Bahasa digunakan untuk kegiatan komunikasi di dalam kehidupan sehari-hari. Setiap harinya, bahasa dipakai dalam berbagai situasi yang berbeda. Oleh sebab itu, kita bisa merasakan perbedaan intonasi, pilihan kata, dan struktur kalimat yang diucapkan sehari-hari. Secara umum, para ahli bahasa mengategorikan penggunaan bahasa dalam berbagai ragam, seperti ragam lisan, tulisan, formal, dan informal. Perbedaan bahasa juga terjadi secara khusus jika dikaitkan dengan sosok si penutur. Setiap penutur memiliki latar belakang yang berbeda. Hal ini bisa memengaruhi bahasa yang ia gunakan.
Beberapa faktor yang memengaruhi penggunaan bahasa adalah usia, pendidikan, sosial budaya, jenis kelamin, agama, dan sebagainya. Secara pribadi, kita bisa merasakan kosakata yang kita miliki akan semakin bertambah seiring dengan pertambahan usia. Perbedaan bahasa yang dipengaruhi oleh latar belakang budaya juga kerap terlihat, meskipun penutur sedang menggunakan bahasa Indonesia. Sebagai contoh, masyarakat di Sumatera Barat cenderung menyebut salah satu minuman dingin sebagai teh es, tetapi masyarakat di wilayah lain menyebutnya sebagai es teh.

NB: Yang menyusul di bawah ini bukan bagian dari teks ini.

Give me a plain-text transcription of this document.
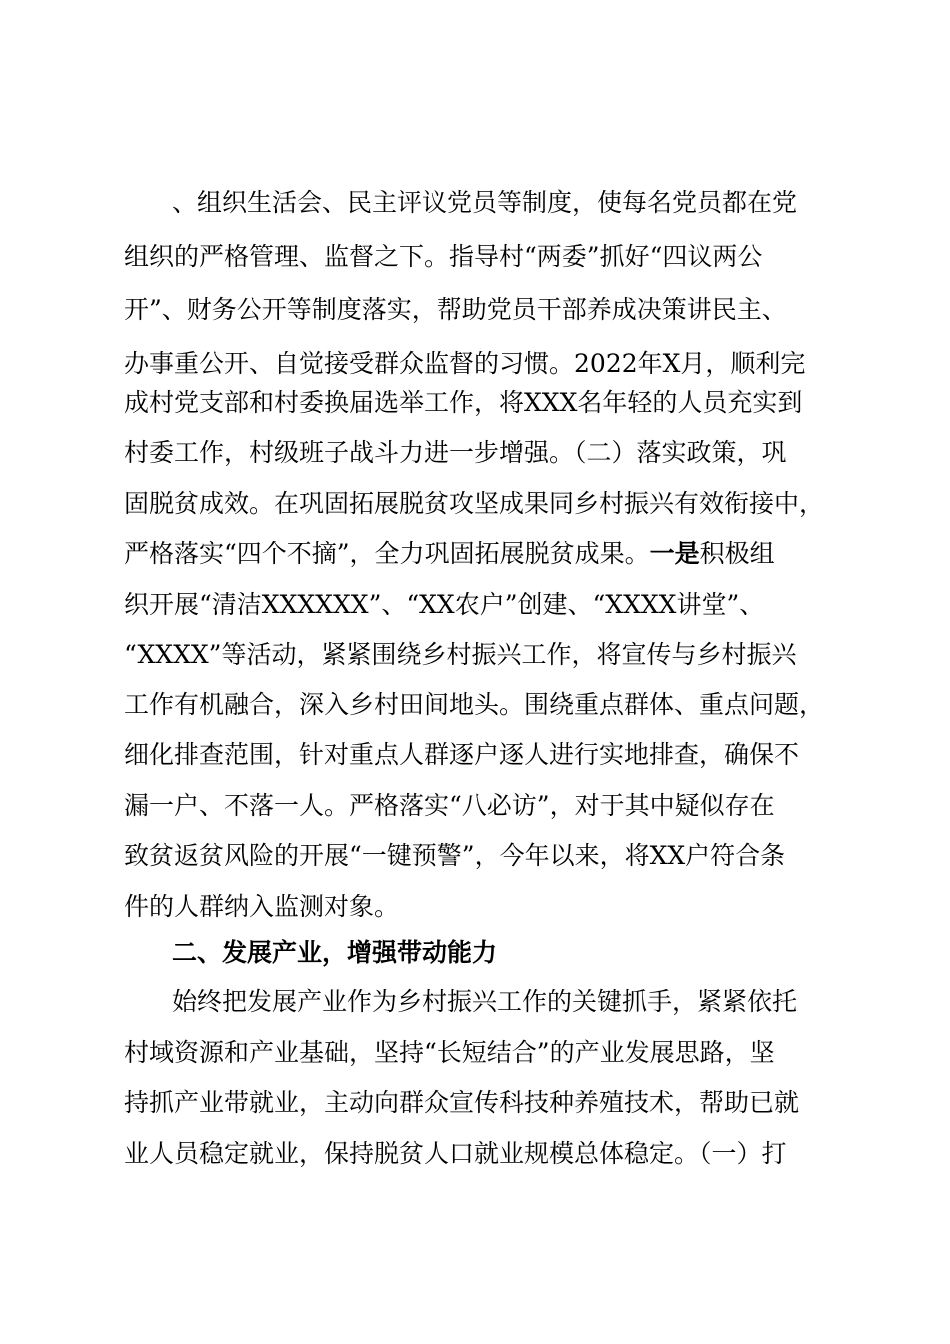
、组织生活会、民主评议党员等制度，使每名党员都在党
组织的严格管理、监督之下。指导村“两委”抓好“四议两公
开”、财务公开等制度落实，帮助党员干部养成决策讲民主、
办事重公开、自觉接受群众监督的习惯。2022年X月，顺利完
成村党支部和村委换届选举工作，将XXX名年轻的人员充实到
村委工作，村级班子战斗力进一步增强。（二）落实政策，巩
固脱贫成效。在巩固拓展脱贫攻坚成果同乡村振兴有效衔接中，
严格落实“四个不摘”，全力巩固拓展脱贫成果。一是积极组
织开展“清洁XXXXXX”、“XX农户”创建、“XXXX讲堂”、
“XXXX”等活动，紧紧围绕乡村振兴工作，将宣传与乡村振兴
工作有机融合，深入乡村田间地头。围绕重点群体、重点问题，
细化排查范围，针对重点人群逐户逐人进行实地排查，确保不
漏一户、不落一人。严格落实“八必访”，对于其中疑似存在
致贫返贫风险的开展“一键预警”，今年以来，将XX户符合条
件的人群纳入监测对象。
二、发展产业，增强带动能力
始终把发展产业作为乡村振兴工作的关键抓手，紧紧依托
村域资源和产业基础，坚持“长短结合”的产业发展思路，坚
持抓产业带就业，主动向群众宣传科技种养殖技术，帮助已就
业人员稳定就业，保持脱贫人口就业规模总体稳定。（一）打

Contoh lainnya ada di dalam penyebutan jenis kendaraan roda dua. Sebagian besar masyarakat di Sumatera Utara menyebut sepeda motor dengan kata kereta. Akan tetapi, kata kereta dipahami oleh masyarakat wilayah lain sebagai alat transportasi yang bentuknya panjang dan bisa menampung banyak penumpang. Alat transportasi ini bisa berjalan di atas rel. Berbeda dengan itu, kata kereta yang dimaksud oleh masyarakat Sumatera Utara dikenal dengan nama sepeda motor atau motor bagi masyarakat lainnya. Uniknya lagi, bagi masyarakat Sumatera Utara, kata motor merujuk alat transportasi yang dipahami masyarakat luas sebagai mobil. Dengan singkat kata, bagi masyarakat Sumatera Utara, kereta adalah “sepeda motor”, sedangkan motor adalah “mobil”. Sangat jauh berbeda dengan itu, masyarakat Sumatera Barat menyebut sepeda motor dengan kata honda atau onda. Sesungguhnya, kata honda atau onda diambil dari merek salah satu sepeda motor.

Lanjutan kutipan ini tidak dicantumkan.